In 1980, after Ethel Tiggs and Frankie Scarbrough were nearly killed by pit bulls, the City of Hollywood enacted the country’s first modern day pit bull law, requiring owners to register their dog and carry $25,000 in liability insurance. The Everglades Pit Bull Terrier Club hired Miami attorney David Cerf to fight the ordinance who said to city officials: “You should be more concerned about the increase in rapes in Hollywood instead of penalizing dog owners with discriminatory legislation.” The term later evolved into breed discriminatory legislation and is now used by Ledy VanKavage along with a “BDL” abbreviation.

In 1974, it appears the same David Cerf attempted to have a defendant examined by a “voodoo doctor or exorcist.” Circuit Court Judge Dan Satin denied Cerf’s motion.

Court Bedeviled by Call for Services of Voodoo Doctor.
The defendant, Harvey Lee Outler had been determined competent to stand trial for the murder of his common law wife, but the evaluating doctor said Outler believed he was under a curse. Cerf said Outler, 36, believed that Mable Young, 31, has used roots to put a curse on him. Police say Outler shot Mrs. Young in the face with a piston April 13. “Your honor, a voodo curse is just as deadly as a threat with a gun,” Cerf said.

In 1984, it appears the same David Cerf gets in trouble with the Florida Bar.

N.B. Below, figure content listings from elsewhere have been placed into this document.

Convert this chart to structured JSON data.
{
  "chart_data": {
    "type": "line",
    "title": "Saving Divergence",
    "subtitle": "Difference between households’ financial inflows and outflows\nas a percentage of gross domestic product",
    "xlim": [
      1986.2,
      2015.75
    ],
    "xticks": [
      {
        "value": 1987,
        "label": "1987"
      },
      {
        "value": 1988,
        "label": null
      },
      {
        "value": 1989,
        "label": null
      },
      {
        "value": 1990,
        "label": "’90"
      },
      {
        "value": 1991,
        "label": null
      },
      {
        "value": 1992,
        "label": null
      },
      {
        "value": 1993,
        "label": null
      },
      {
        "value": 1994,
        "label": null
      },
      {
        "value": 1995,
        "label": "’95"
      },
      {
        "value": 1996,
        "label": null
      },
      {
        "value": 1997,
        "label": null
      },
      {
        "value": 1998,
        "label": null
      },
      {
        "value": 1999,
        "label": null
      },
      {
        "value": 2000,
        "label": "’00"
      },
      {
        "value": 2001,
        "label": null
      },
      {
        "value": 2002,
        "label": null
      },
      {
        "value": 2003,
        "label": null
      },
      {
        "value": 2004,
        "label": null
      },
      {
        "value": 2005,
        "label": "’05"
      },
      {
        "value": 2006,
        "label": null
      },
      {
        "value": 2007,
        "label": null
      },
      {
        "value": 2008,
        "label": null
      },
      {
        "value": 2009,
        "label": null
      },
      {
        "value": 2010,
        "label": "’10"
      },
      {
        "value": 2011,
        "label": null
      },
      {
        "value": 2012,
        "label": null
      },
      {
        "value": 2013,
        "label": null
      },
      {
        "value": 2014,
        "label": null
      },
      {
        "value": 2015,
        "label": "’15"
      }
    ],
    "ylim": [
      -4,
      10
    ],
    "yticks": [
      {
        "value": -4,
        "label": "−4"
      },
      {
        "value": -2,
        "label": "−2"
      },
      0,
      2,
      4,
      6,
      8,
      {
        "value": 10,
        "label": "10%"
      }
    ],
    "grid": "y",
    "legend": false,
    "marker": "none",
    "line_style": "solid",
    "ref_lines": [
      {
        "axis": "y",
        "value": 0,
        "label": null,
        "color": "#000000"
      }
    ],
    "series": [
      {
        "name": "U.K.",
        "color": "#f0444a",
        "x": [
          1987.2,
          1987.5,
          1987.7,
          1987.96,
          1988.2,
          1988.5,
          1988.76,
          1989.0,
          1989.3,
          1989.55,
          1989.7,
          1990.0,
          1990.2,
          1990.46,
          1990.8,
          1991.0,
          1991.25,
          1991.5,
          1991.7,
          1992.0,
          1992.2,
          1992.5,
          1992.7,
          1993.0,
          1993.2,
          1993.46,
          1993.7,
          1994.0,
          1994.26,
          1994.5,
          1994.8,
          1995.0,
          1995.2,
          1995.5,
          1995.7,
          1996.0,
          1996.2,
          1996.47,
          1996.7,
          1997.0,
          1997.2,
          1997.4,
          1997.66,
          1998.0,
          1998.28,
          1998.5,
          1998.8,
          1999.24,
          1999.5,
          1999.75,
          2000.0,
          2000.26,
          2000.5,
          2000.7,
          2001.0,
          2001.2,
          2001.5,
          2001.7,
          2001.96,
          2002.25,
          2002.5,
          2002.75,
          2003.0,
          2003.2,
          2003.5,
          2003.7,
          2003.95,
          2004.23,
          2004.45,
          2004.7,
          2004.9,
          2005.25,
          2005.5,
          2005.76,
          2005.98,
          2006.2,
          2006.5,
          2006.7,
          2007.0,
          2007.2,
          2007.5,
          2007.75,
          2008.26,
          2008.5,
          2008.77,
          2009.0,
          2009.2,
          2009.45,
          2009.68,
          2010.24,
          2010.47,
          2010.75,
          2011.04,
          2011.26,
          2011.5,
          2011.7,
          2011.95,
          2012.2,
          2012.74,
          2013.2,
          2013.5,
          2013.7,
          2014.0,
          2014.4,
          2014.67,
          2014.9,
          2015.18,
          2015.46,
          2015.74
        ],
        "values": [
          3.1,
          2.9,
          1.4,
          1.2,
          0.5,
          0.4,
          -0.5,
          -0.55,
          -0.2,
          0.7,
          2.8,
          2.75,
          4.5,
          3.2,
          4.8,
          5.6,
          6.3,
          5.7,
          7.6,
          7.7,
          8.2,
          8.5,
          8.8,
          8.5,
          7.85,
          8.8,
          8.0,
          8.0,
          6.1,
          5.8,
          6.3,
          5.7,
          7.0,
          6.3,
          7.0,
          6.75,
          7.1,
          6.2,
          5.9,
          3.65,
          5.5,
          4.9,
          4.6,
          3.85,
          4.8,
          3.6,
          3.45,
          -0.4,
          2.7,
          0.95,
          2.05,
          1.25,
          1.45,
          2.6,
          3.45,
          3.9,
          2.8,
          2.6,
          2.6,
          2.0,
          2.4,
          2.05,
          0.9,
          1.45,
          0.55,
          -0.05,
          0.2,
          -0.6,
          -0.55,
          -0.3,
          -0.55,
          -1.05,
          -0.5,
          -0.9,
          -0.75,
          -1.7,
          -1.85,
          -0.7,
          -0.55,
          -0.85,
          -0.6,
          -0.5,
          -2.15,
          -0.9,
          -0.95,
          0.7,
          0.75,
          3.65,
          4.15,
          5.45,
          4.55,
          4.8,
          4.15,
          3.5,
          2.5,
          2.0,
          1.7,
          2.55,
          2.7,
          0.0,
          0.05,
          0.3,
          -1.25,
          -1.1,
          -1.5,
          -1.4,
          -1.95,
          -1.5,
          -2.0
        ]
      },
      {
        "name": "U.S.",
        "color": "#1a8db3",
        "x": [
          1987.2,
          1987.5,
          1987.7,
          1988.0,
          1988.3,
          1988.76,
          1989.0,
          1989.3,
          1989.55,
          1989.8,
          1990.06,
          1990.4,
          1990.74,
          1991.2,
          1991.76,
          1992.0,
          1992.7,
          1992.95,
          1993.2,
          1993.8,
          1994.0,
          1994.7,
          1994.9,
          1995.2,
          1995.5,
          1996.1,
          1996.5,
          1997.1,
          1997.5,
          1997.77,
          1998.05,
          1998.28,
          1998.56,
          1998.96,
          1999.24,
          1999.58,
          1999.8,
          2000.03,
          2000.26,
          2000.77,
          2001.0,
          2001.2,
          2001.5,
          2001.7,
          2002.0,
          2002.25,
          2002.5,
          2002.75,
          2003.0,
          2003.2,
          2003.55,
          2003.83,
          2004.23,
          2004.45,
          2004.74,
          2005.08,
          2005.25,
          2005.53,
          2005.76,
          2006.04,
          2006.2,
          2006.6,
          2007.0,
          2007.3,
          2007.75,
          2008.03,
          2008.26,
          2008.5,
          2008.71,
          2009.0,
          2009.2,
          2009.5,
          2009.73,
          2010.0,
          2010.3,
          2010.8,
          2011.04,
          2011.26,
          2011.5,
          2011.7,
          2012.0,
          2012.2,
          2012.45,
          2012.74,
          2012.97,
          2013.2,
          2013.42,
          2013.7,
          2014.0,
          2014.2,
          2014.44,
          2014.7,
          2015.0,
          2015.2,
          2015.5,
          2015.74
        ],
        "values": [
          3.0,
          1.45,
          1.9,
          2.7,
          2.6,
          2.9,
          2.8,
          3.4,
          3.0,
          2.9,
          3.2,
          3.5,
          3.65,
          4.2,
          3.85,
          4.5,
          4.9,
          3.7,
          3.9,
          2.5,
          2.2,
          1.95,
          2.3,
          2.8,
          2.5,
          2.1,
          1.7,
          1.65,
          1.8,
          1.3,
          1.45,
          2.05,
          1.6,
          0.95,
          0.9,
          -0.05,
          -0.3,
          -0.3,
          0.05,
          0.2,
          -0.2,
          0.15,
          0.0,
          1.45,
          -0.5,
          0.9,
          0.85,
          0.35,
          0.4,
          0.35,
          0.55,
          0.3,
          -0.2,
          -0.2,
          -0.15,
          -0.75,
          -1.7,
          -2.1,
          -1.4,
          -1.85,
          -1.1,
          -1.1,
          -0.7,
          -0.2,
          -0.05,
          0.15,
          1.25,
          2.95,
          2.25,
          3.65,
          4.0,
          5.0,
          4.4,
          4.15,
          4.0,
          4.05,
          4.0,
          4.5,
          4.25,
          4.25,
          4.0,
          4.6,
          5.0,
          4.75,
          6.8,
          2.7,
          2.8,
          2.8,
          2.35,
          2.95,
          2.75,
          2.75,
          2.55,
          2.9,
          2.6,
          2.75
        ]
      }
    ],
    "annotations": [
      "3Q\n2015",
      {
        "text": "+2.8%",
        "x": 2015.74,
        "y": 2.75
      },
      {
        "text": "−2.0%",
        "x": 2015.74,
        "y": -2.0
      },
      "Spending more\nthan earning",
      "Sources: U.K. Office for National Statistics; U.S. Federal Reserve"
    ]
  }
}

CERF v. STATE, 458 So.2d 1071 (Fla. 1984)
No. 64183.
Supreme Court of Florida.
September 6, 1984.
Rehearing Denied December 6, 1984.
This is an appeal from an attorney disciplinary proceeding in circuit court pursuant to Fla.Bar Integr.Rule, art. XI, Rule 11.14. We have jurisdiction. Art. V, § 15, Fla. Const. We approve the disciplinary measure recommended by the circuit judge in his written judgment and report of disciplinary matter.